Gustavo Quintero Pereda (born 17 December 1976) is a Mexican basketball coach. He is the head coach of the Caballeros de Culiacán.

==Coaching career==
Quintero started his coaching career with Halcones de Ciudad Obregón in the CIBACOPA league. He has coached teams such as Halcones de Xalapa (both men's and women's squads), Libertadores de Querétaro, Huracanes de Tampico, and Santos de San Luis. Quintero has served as an assistant coach for Halcones de Ciudad Obregón and Zonkeys de Tijuana, and as head coach for Ángeles de la Ciudad de México in 2024.
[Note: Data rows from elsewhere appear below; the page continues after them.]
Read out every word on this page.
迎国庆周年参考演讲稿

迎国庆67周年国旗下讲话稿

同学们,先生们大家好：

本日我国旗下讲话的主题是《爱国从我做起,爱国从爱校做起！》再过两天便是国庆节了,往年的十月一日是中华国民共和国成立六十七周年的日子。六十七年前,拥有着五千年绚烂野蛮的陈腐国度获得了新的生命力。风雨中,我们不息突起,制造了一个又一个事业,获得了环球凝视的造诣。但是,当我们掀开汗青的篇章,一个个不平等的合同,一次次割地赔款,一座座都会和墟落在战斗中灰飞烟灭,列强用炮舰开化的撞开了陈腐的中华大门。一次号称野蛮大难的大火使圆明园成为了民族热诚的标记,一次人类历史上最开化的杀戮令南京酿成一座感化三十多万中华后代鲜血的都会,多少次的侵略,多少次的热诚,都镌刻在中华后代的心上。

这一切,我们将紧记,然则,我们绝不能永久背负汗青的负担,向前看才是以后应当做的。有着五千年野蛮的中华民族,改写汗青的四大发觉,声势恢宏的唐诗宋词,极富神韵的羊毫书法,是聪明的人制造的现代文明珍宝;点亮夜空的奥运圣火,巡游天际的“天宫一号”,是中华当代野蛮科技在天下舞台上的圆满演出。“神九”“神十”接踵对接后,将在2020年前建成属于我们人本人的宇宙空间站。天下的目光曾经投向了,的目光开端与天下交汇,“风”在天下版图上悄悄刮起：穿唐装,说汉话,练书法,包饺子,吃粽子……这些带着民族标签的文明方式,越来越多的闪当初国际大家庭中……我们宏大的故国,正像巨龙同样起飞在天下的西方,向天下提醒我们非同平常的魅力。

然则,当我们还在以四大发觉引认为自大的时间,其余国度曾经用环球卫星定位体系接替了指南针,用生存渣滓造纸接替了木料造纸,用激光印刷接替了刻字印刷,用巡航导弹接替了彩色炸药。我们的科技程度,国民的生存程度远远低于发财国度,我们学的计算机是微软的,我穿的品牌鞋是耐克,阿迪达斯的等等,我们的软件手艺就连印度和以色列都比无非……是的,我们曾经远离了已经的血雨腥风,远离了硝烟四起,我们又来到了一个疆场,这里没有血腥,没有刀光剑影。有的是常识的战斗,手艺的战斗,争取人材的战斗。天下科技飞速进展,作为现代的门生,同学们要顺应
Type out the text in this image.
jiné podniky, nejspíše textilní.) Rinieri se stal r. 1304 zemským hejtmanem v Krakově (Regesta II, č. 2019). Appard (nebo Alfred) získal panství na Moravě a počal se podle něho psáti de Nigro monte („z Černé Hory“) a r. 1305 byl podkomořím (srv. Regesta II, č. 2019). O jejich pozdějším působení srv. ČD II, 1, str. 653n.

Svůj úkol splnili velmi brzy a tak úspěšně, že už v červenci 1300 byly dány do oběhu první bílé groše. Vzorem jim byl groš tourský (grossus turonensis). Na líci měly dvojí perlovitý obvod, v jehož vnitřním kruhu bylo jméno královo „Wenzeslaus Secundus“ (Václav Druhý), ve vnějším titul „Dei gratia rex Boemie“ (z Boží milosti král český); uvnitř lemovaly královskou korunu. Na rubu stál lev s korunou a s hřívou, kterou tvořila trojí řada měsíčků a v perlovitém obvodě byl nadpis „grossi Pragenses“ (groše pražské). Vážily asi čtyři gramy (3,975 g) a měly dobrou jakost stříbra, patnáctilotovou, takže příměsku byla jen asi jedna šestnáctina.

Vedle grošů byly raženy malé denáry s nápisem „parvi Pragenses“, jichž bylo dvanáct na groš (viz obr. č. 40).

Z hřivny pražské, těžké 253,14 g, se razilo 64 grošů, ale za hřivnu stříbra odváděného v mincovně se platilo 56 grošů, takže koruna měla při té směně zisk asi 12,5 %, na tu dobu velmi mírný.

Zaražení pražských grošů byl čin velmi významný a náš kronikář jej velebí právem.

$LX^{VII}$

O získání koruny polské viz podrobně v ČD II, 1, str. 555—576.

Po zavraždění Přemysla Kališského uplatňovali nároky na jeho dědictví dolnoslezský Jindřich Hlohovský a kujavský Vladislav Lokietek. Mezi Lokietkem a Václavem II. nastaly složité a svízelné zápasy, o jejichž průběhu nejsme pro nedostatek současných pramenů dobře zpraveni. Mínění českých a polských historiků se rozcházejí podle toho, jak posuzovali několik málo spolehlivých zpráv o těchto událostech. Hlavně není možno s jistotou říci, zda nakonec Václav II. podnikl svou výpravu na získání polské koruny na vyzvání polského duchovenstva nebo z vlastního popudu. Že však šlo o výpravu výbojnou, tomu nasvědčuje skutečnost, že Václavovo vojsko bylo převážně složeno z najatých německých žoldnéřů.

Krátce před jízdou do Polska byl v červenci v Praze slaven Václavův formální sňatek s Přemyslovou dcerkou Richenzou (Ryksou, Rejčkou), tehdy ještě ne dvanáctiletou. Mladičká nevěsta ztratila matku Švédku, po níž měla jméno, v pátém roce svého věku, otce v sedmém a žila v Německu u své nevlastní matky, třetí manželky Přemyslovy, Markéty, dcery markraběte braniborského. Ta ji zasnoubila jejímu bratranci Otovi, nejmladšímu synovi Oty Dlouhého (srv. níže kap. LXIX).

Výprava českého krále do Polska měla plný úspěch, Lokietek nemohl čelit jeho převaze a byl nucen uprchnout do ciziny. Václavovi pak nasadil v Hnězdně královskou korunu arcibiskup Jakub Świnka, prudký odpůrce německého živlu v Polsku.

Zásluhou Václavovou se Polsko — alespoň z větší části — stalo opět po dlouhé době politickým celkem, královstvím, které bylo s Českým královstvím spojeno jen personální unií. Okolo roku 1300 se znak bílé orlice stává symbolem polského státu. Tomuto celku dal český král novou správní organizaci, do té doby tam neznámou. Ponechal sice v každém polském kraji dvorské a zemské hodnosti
Served as an assistant coach during tournaments such as the FIBA AmeriCup and the FIBA World Cup. Appointed head coach for Mexico during the 2023 Central American and Caribbean Games in San Salvador (where the team won a silver medal) and the Pan American Games in Santiago.
In 2023, Gustavo Quintero Pereda was awarded “Athlete of the Year” in the Best Coach category in his hometown, Nogales, in recognition of his contributions to the sport and his impact on the basketball community.
As of January 2025, Quintero is the head coach of Caballeros de Culiacán in the Liga Chevron CIBACOPA.

==Personal life==
Gustavo Quintero is the older brother of fellow basketball coach Omar Quintero.